数あるアイドルマスター(以下:アイマス)の楽曲において最多の歌詞を提供している作詞家、yura。
アイマスとともに作詞家としてのキャリアをスタートさせ、現在までそのトリッキーなライミングや多彩なギミック、そしてアイマス・サウンドのアイマスたる側面を担っている人物だが、その原点は意外なところだった。
「小さいころからポエムなどを書いていて。たまに童謡とかの伴奏とかで自分で歌詞を綴ってみたりとかはあったんですけど、普通の楽曲に作詞をするというのはそれまでまったくなくて。Jesahmさんからいただいたのが初めてです」
こうして、当時アーケード版アイマス用に音楽制作をスタートさせていたサウンド・クリエイターのJesahmに、作詞家としてプロジェクトに招かれたyura。
そこで初めて出会ったアイドルが三浦あずさと水瀬伊織だった。
そして最初はあずさのためにペンを取ったのだが……。
「初めは"まずは好きなように書いてみて"って言われて、書いたら見事にボツを頂きました(笑)。
Jesahmさんから言われたのは、"現実味を帯びた等身大のあずさを、あずさはこう考えているのかっていうのを書いてくれ"って言われて。
じゃあタイトルも現実的な時間に設定してみようかなと」
こうして生まれたのがあずさによる等身大のラブソング「9:02pm」。
"午後"と"パーソナル・メッセージ"というダブル・ミーニング・数字によるアナグラムなど、さまざまな意味を内包したタイトルや歌詞世界は、以降のyura作品においても強く踏襲されていく。
では、そんなギミックとポップネスに彩られたyuraワールドは、どのようにして生まれるのだろう?
「基本的に私が作詞をする場所って、とても限られた場所なんですよ。
お風呂に入っているとき、湯船に浸かっているときがいちばん多くて。
歌詞を書かなきゃって思うのではなくって、ふと浮かぶというか、綺麗に言うと"降りてくる"(笑)。
常に心の中でアイドルと会話しているという感じで、"この曲どう思った?"って訊くと"こんなこと思ったよ"とかいろいろ話しかけてくれるので、それをただ単純にワードに打ち込むんです。
だから自分が作詞をしているというよりかは、彼女たちと会話してそれを私が通訳・書記をしているというか」
「現在ではアイドルたちがフランクに話しかけてくれる」と語るyuraは、アイドルたちと対話をすることで彼女たちの内面を映した歌詞を生み出していく。
「9:02pm」にてあずさの等身大に迫ったように、アイドルたちがリアルに感じていること、そして彼女たちが望む(トライしたいと思う)方向へと導いているようでもある。
ゆえにサウンドが圧倒的広がりを見せるアイマス音楽のなかで、歌うアイドルたちが成長しているさまと同期したリリックがしたためられていくのだろう。
こうしてアニメ化を控えるなど、さらなる飛躍を遂げる彼女たちに対して、yura自身も「楽しみ」であると語る。
「みんなどんどん歌が上手くなって、ライブでもプロデューサーの方々を盛り上げて。
これからも作詞をしていくときにどんな会話ができるのかなって楽しみです。
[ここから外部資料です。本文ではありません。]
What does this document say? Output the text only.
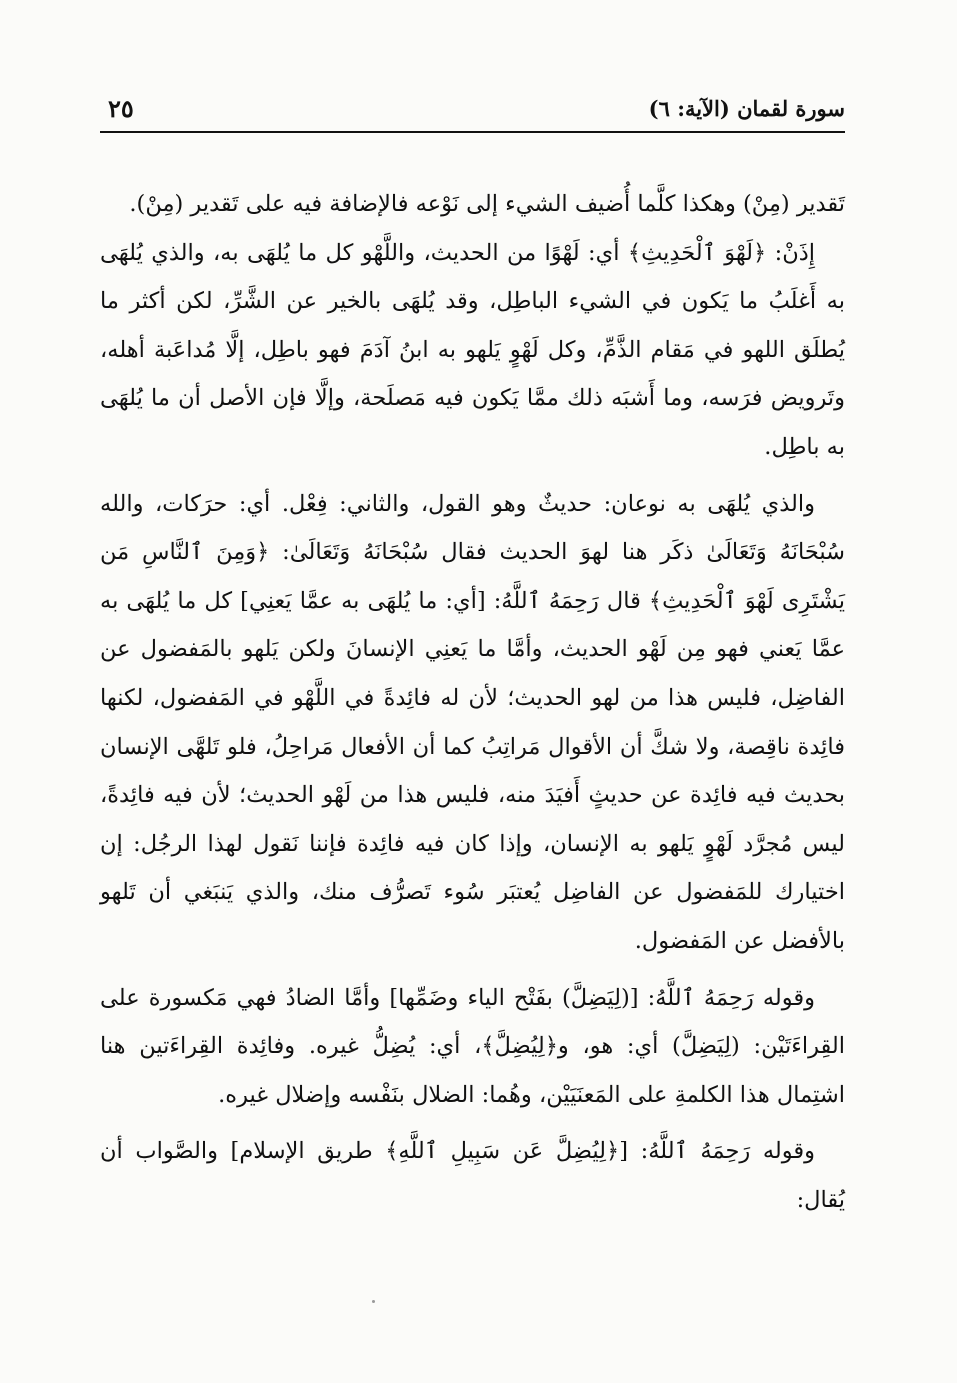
٢٥	سورة لقمان (الآية: ٦)

تَقدير (مِنْ) وهكذا كلَّما أُضيف الشيء إلى نَوْعه فالإضافة فيه على تَقدير (مِنْ).

إِذَنْ: ﴿لَهْوَ ٱلْحَدِيثِ﴾ أي: لَهْوًا من الحديث، واللَّهْو كل ما يُلهَى به، والذي يُلهَى به أَغلَبُ ما يَكون في الشيء الباطِل، وقد يُلهَى بالخير عن الشَّرِّ، لكن أكثر ما يُطلَق اللهو في مَقام الذَّمِّ، وكل لَهْوٍ يَلهو به ابنُ آدَمَ فهو باطِل، إلَّا مُداعَبة أهله، وتَرويض فرَسه، وما أَشبَه ذلك ممَّا يَكون فيه مَصلَحة، وإلَّا فإن الأصل أن ما يُلهَى به باطِل.

والذي يُلهَى به نوعان: حديثٌ وهو القول، والثاني: فِعْل. أي: حرَكات، والله سُبْحَانَهُ وَتَعَالَىٰ ذكَر هنا لهوَ الحديث فقال سُبْحَانَهُ وَتَعَالَىٰ: ﴿وَمِنَ ٱلنَّاسِ مَن يَشْتَرِى لَهْوَ ٱلْحَدِيثِ﴾ قال رَحِمَهُ ٱللَّهُ: [أي: ما يُلهَى به عمَّا يَعنِي] كل ما يُلهَى به عمَّا يَعني فهو مِن لَهْو الحديث، وأمَّا ما يَعنِي الإنسانَ ولكن يَلهو بالمَفضول عن الفاضِل، فليس هذا من لهو الحديث؛ لأن له فائِدةً في اللَّهْو في المَفضول، لكنها فائِدة ناقِصة، ولا شكَّ أن الأقوال مَراتِبُ كما أن الأفعال مَراحِلُ، فلو تَلهَّى الإنسان بحديث فيه فائِدة عن حديثٍ أَفيَدَ منه، فليس هذا من لَهْو الحديث؛ لأن فيه فائِدةً، ليس مُجرَّد لَهْوٍ يَلهو به الإنسان، وإذا كان فيه فائِدة فإننا نَقول لهذا الرجُل: إن اختيارك للمَفضول عن الفاضِل يُعتبَر سُوء تَصرُّف منك، والذي يَنبَغي أن تَلهو بالأفضل عن المَفضول.

وقوله رَحِمَهُ ٱللَّهُ: [(لِيَضِلَّ) بفَتْح الياء وضَمِّها] وأمَّا الضادُ فهي مَكسورة على القِراءَتَيْن: (لِيَضِلَّ) أي: هو، و﴿لِيُضِلَّ﴾، أي: يُضِلُّ غيره. وفائِدة القِراءَتين هنا اشتِمال هذا الكلمةِ على المَعنَيَيْن، وهُما: الضلال بنَفْسه وإضلال غيره.

وقوله رَحِمَهُ ٱللَّهُ: [﴿لِيُضِلَّ عَن سَبِيلِ ٱللَّهِ﴾ طريق الإسلام] والصَّواب أن يُقال:
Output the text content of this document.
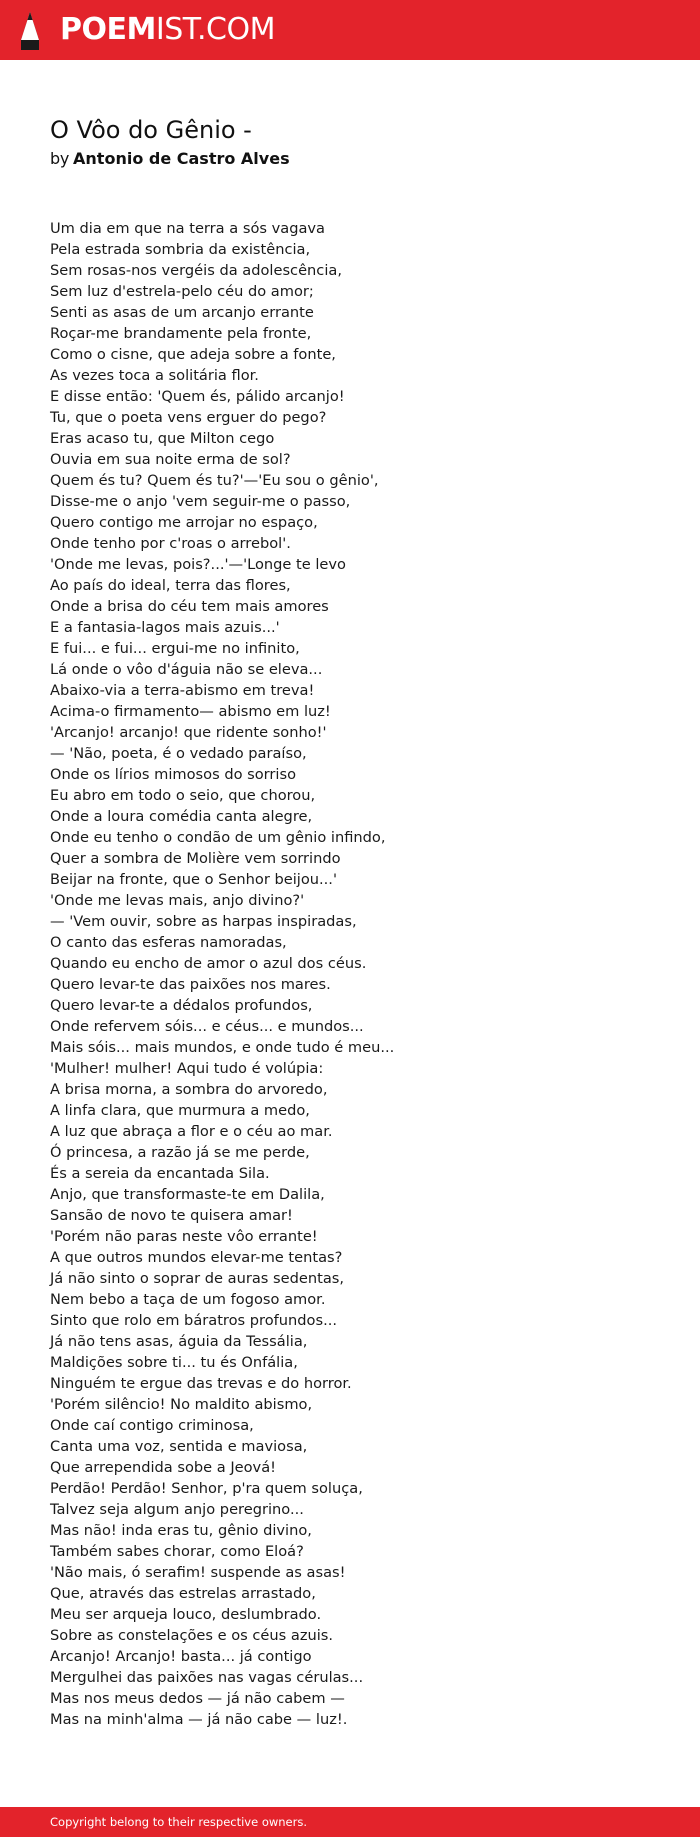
POEMIST.COM
O Vôo do Gênio -
by Antonio de Castro Alves
Um dia em que na terra a sós vagava
Pela estrada sombria da existência,
Sem rosas-nos vergéis da adolescência,
Sem luz d'estrela-pelo céu do amor;
Senti as asas de um arcanjo errante
Roçar-me brandamente pela fronte,
Como o cisne, que adeja sobre a fonte,
As vezes toca a solitária flor.
E disse então: 'Quem és, pálido arcanjo!
Tu, que o poeta vens erguer do pego?
Eras acaso tu, que Milton cego
Ouvia em sua noite erma de sol?
Quem és tu? Quem és tu?'—'Eu sou o gênio',
Disse-me o anjo 'vem seguir-me o passo,
Quero contigo me arrojar no espaço,
Onde tenho por c'roas o arrebol'.
'Onde me levas, pois?...'—'Longe te levo
Ao país do ideal, terra das flores,
Onde a brisa do céu tem mais amores
E a fantasia-lagos mais azuis...'
E fui... e fui... ergui-me no infinito,
Lá onde o vôo d'águia não se eleva...
Abaixo-via a terra-abismo em treva!
Acima-o firmamento— abismo em luz!
'Arcanjo! arcanjo! que ridente sonho!'
— 'Não, poeta, é o vedado paraíso,
Onde os lírios mimosos do sorriso
Eu abro em todo o seio, que chorou,
Onde a loura comédia canta alegre,
Onde eu tenho o condão de um gênio infindo,
Quer a sombra de Molière vem sorrindo
Beijar na fronte, que o Senhor beijou...'
'Onde me levas mais, anjo divino?'
— 'Vem ouvir, sobre as harpas inspiradas,
O canto das esferas namoradas,
Quando eu encho de amor o azul dos céus.
Quero levar-te das paixões nos mares.
Quero levar-te a dédalos profundos,
Onde refervem sóis... e céus... e mundos...
Mais sóis... mais mundos, e onde tudo é meu...
'Mulher! mulher! Aqui tudo é volúpia:
A brisa morna, a sombra do arvoredo,
A linfa clara, que murmura a medo,
A luz que abraça a flor e o céu ao mar.
Ó princesa, a razão já se me perde,
És a sereia da encantada Sila.
Anjo, que transformaste-te em Dalila,
Sansão de novo te quisera amar!
'Porém não paras neste vôo errante!
A que outros mundos elevar-me tentas?
Já não sinto o soprar de auras sedentas,
Nem bebo a taça de um fogoso amor.
Sinto que rolo em báratros profundos...
Já não tens asas, águia da Tessália,
Maldições sobre ti... tu és Onfália,
Ninguém te ergue das trevas e do horror.
'Porém silêncio! No maldito abismo,
Onde caí contigo criminosa,
Canta uma voz, sentida e maviosa,
Que arrependida sobe a Jeová!
Perdão! Perdão! Senhor, p'ra quem soluça,
Talvez seja algum anjo peregrino...
Mas não! inda eras tu, gênio divino,
Também sabes chorar, como Eloá?
'Não mais, ó serafim! suspende as asas!
Que, através das estrelas arrastado,
Meu ser arqueja louco, deslumbrado.
Sobre as constelações e os céus azuis.
Arcanjo! Arcanjo! basta... já contigo
Mergulhei das paixões nas vagas cérulas...
Mas nos meus dedos — já não cabem —
Mas na minh'alma — já não cabe — luz!.
Copyright belong to their respective owners.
私はこの先をあまり知らないがゆえに、知らないからこそ私のなかで無限に未来が広がっているので、
どういう成長をしてくれているのかなっていちプロデューサーとして見守りたいです(照)。
I love your love」
yura
アダマンツミュージック所属の作詞家。
『VitaminZ』『太鼓の達人』『ストライクウィッチーズ』『RIO』など、ゲームやアニメの挿入歌の作詞を幅広く担当する。
『アイマス』ではアーケード版から携わり、「inferno」「KisS」など一部楽曲は別名義「yura Dark」として活動。